The Strong Sell rating serves as a clear signal for investors to approach Relaxo Footwears Ltd with caution. It suggests that the stock is expected to underperform and may carry heightened risk due to its current financial and operational challenges. Investors seeking capital preservation or growth should carefully evaluate the company’s fundamentals and market position before considering any exposure.

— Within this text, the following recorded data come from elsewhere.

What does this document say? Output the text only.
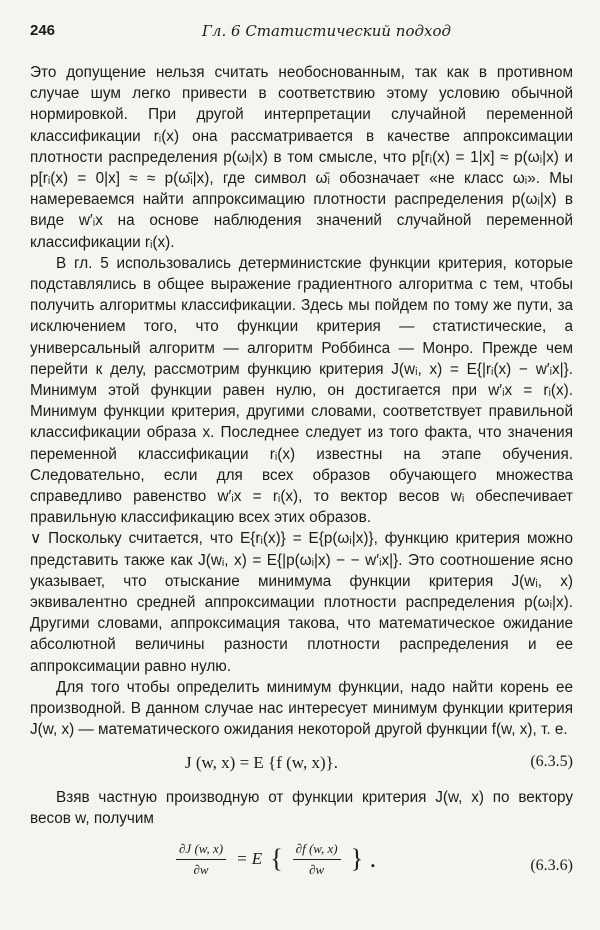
246	Гл. 6 Статистический подход

Это допущение нельзя считать необоснованным, так как в противном случае шум легко привести в соответствию этому условию обычной нормировкой. При другой интерпретации случайной переменной классификации rᵢ(x) она рассматривается в качестве аппроксимации плотности распределения p(ωᵢ|x) в том смысле, что p[rᵢ(x) = 1|x] ≈ p(ωᵢ|x) и p[rᵢ(x) = 0|x] ≈ ≈ p(ω̄ᵢ|x), где символ ω̄ᵢ обозначает «не класс ωᵢ». Мы намереваемся найти аппроксимацию плотности распределения p(ωᵢ|x) в виде w′ᵢx на основе наблюдения значений случайной переменной классификации rᵢ(x).

В гл. 5 использовались детерминистские функции критерия, которые подставлялись в общее выражение градиентного алгоритма с тем, чтобы получить алгоритмы классификации. Здесь мы пойдем по тому же пути, за исключением того, что функции критерия — статистические, а универсальный алгоритм — алгоритм Роббинса — Монро. Прежде чем перейти к делу, рассмотрим функцию критерия J(wᵢ, x) = E{|rᵢ(x) − w′ᵢx|}. Минимум этой функции равен нулю, он достигается при w′ᵢx = rᵢ(x). Минимум функции критерия, другими словами, соответствует правильной классификации образа x. Последнее следует из того факта, что значения переменной классификации rᵢ(x) известны на этапе обучения. Следовательно, если для всех образов обучающего множества справедливо равенство w′ᵢx = rᵢ(x), то вектор весов wᵢ обеспечивает правильную классификацию всех этих образов.

∨ Поскольку считается, что E{rᵢ(x)} = E{p(ωᵢ|x)}, функцию критерия можно представить также как J(wᵢ, x) = E{|p(ωᵢ|x) − − w′ᵢx|}. Это соотношение ясно указывает, что отыскание минимума функции критерия J(wᵢ, x) эквивалентно средней аппроксимации плотности распределения p(ωᵢ|x). Другими словами, аппроксимация такова, что математическое ожидание абсолютной величины разности плотности распределения и ее аппроксимации равно нулю.

Для того чтобы определить минимум функции, надо найти корень ее производной. В данном случае нас интересует минимум функции критерия J(w, x) — математического ожидания некоторой другой функции f(w, x), т. е.

J (w, x) = E {f (w, x)}.	(6.3.5)

Взяв частную производную от функции критерия J(w, x) по вектору весов w, получим

$\frac{\partial J (w, x)}{\partial w} = E$ { $\frac{\partial f (w, x)}{\partial w}$ } .	(6.3.6)
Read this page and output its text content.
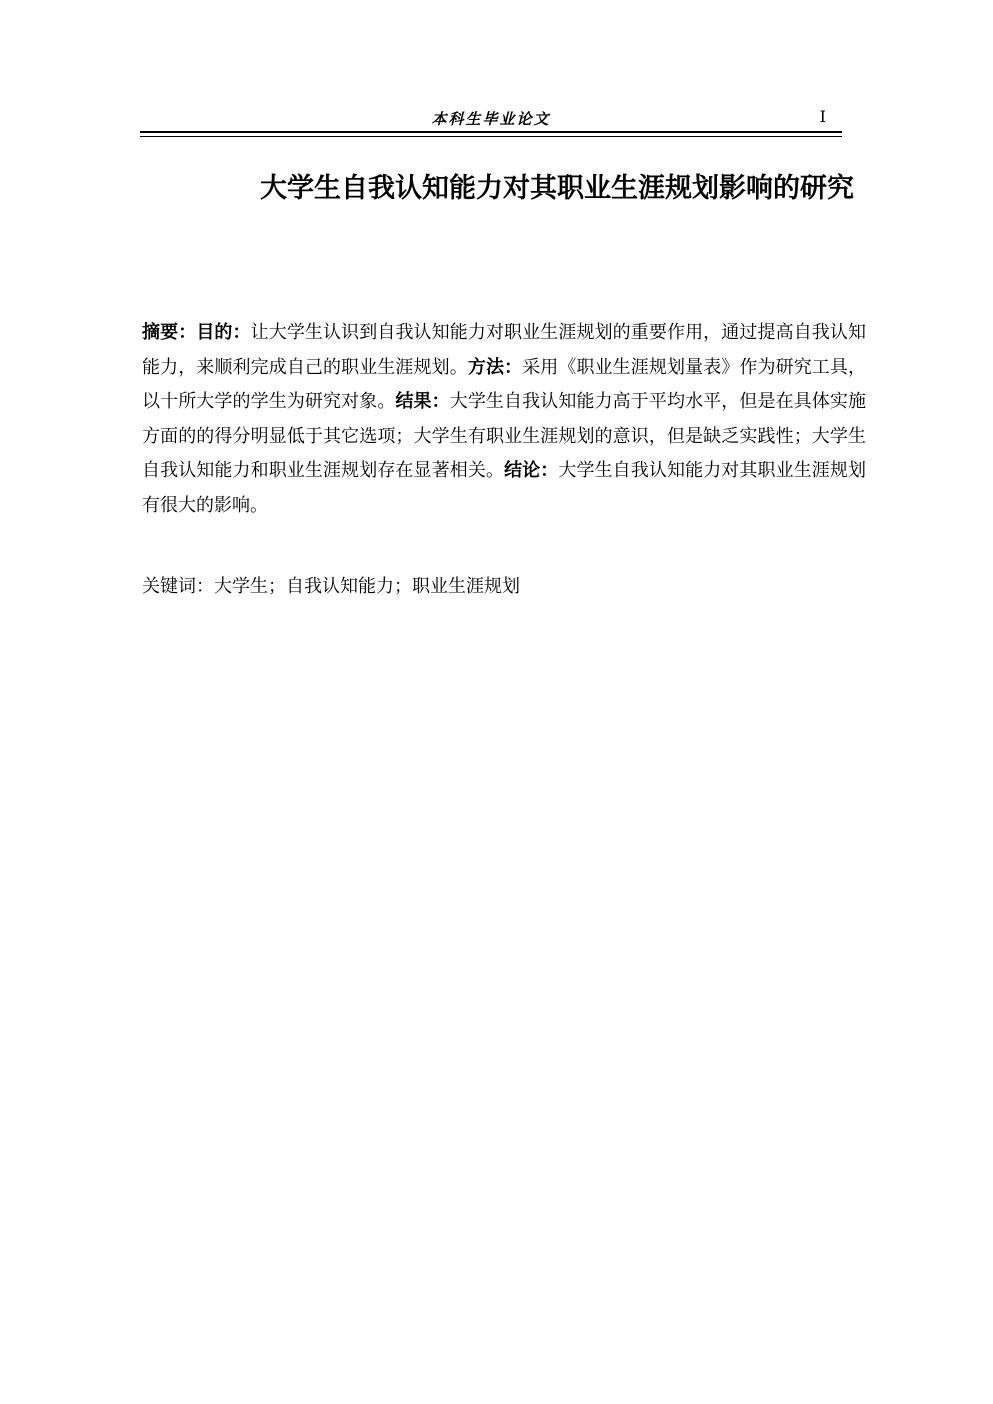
本科生毕业论文	I
大学生自我认知能力对其职业生涯规划影响的研究

摘要：目的：让大学生认识到自我认知能力对职业生涯规划的重要作用，通过提高自我认知能力，来顺利完成自己的职业生涯规划。方法：采用《职业生涯规划量表》作为研究工具，以十所大学的学生为研究对象。结果：大学生自我认知能力高于平均水平，但是在具体实施方面的的得分明显低于其它选项；大学生有职业生涯规划的意识，但是缺乏实践性；大学生自我认知能力和职业生涯规划存在显著相关。结论：大学生自我认知能力对其职业生涯规划有很大的影响。

关键词：大学生；自我认知能力；职业生涯规划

Investment Considerations and Outlook

Given the current data as of 05 February 2026, investors should note that the company’s operating profit has been shrinking over the last five years, and recent quarterly results have shown declines in key profitability metrics. The expensive valuation relative to returns and peers further complicates the investment case. Technical indicators reinforce the cautious stance, with the stock exhibiting bearish tendencies.

While the footwear sector may offer opportunities elsewhere, Relaxo Footwears’ current profile suggests that investors prioritising risk management and capital preservation may prefer to avoid or reduce exposure to this stock at present.

Conclusion

Relaxo Footwears Ltd’s Strong Sell rating by MarketsMOJO, last updated on 30 January 2026, reflects a comprehensive analysis of its quality, valuation, financial trends, and technical outlook. As of 05 February 2026, the company faces significant challenges including declining profitability, stretched valuations, and bearish price momentum. Investors should carefully consider these factors in their portfolio decisions, recognising the elevated risks associated with this stock in the current market environment.